Em maio de 2018, a “New York Magazine” publicou o artigo “Maybe She Had So Much Money She Just Lost Track of It” (“Talvez ela tivesse tanto dinheiro que tenha perdido o controle sobre ele”, em tradução livre). De autoria da jornalista Jessica Pressler, o texto contava a história de como a jovem Anna “Delvey” Sorokin se infiltrou no circuito de milionários americanos vivendo uma vida de luxo, viagens, alta costura e eventos sociais, convencendo todo mundo ser uma herdeira alemã e buscando investimentos para criar a fundação que levaria seu nome.

Logo depois da publicação, Shonda Rhimes (“Grey’s Anatomy”) adquiriu os direitos da história e decidiu que iria transformá-la em uma minissérie para seu milionário acordo com a Netflix. “Inventando Anna” chega nesta sexta (11) à plataforma com a história dividida em nove episódios de uma narrativa de idas e vindas que acompanha a jornalista Vivian Kent (Anna Chlumsky, de “Veep”), personagem baseado em Pressler, em sua busca por informações sobre Anna (Julia Garner, de “Ozark”) para escrever o artigo.

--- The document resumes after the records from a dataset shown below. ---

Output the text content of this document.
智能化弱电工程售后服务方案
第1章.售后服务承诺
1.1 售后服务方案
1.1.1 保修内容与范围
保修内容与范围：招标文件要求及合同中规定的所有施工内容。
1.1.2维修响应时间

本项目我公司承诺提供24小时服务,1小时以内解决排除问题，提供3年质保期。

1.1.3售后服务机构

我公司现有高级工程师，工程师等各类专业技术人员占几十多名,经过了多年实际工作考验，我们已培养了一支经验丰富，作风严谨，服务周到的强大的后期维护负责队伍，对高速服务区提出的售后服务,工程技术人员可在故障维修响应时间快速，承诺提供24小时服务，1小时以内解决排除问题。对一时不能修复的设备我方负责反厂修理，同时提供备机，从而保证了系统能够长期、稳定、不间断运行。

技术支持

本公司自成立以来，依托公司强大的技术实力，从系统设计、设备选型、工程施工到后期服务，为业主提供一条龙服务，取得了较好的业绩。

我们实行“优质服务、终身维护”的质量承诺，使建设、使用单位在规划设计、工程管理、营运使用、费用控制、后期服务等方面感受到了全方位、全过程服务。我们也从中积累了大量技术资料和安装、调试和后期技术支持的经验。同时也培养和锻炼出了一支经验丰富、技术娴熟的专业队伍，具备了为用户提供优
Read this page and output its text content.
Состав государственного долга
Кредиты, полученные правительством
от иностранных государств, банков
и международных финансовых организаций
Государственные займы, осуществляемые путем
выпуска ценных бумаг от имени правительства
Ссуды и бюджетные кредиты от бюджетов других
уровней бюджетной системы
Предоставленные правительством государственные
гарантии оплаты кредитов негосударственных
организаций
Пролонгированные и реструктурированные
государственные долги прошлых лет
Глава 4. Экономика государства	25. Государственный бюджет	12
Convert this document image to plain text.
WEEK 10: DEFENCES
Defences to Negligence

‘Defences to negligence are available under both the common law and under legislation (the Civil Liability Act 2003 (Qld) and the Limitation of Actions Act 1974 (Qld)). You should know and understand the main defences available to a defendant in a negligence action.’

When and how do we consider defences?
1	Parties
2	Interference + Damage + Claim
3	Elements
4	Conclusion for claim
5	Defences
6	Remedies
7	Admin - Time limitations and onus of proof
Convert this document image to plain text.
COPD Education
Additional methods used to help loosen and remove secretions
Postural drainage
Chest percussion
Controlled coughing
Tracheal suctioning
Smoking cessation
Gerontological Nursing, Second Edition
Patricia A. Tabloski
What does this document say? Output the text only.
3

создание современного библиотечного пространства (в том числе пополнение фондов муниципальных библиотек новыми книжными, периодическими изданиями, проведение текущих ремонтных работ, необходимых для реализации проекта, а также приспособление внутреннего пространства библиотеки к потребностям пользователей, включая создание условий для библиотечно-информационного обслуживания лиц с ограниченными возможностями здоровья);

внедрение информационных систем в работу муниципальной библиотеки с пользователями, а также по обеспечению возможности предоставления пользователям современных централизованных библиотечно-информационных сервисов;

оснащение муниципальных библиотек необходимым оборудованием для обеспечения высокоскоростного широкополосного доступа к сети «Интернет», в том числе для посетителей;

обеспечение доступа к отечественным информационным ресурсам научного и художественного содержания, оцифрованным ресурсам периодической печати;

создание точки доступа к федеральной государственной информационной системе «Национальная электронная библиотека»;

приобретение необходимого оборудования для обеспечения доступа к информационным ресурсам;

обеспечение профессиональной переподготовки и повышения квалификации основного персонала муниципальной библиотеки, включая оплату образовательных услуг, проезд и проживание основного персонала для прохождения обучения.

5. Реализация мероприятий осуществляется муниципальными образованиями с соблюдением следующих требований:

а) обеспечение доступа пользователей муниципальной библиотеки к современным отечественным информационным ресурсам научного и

“Inventando Anna”, até pelo formato e pelo arco fechado, é bem diferente das outras obras assinadas por Rhimes (“Scandal”, “How to Get Away With Murder”, “Grey's Anatomy”); a série tem um ritmo mais cadenciado, sem tanta pressão por ganchos ao final de cada episódio. O que importa, neste caso, é muito mais a jornada do que o destino, pois desde o início já encontramos Anna presa. É por isso, inclusive, que a série é tanto sobre Anna quanto sobre a jornalista.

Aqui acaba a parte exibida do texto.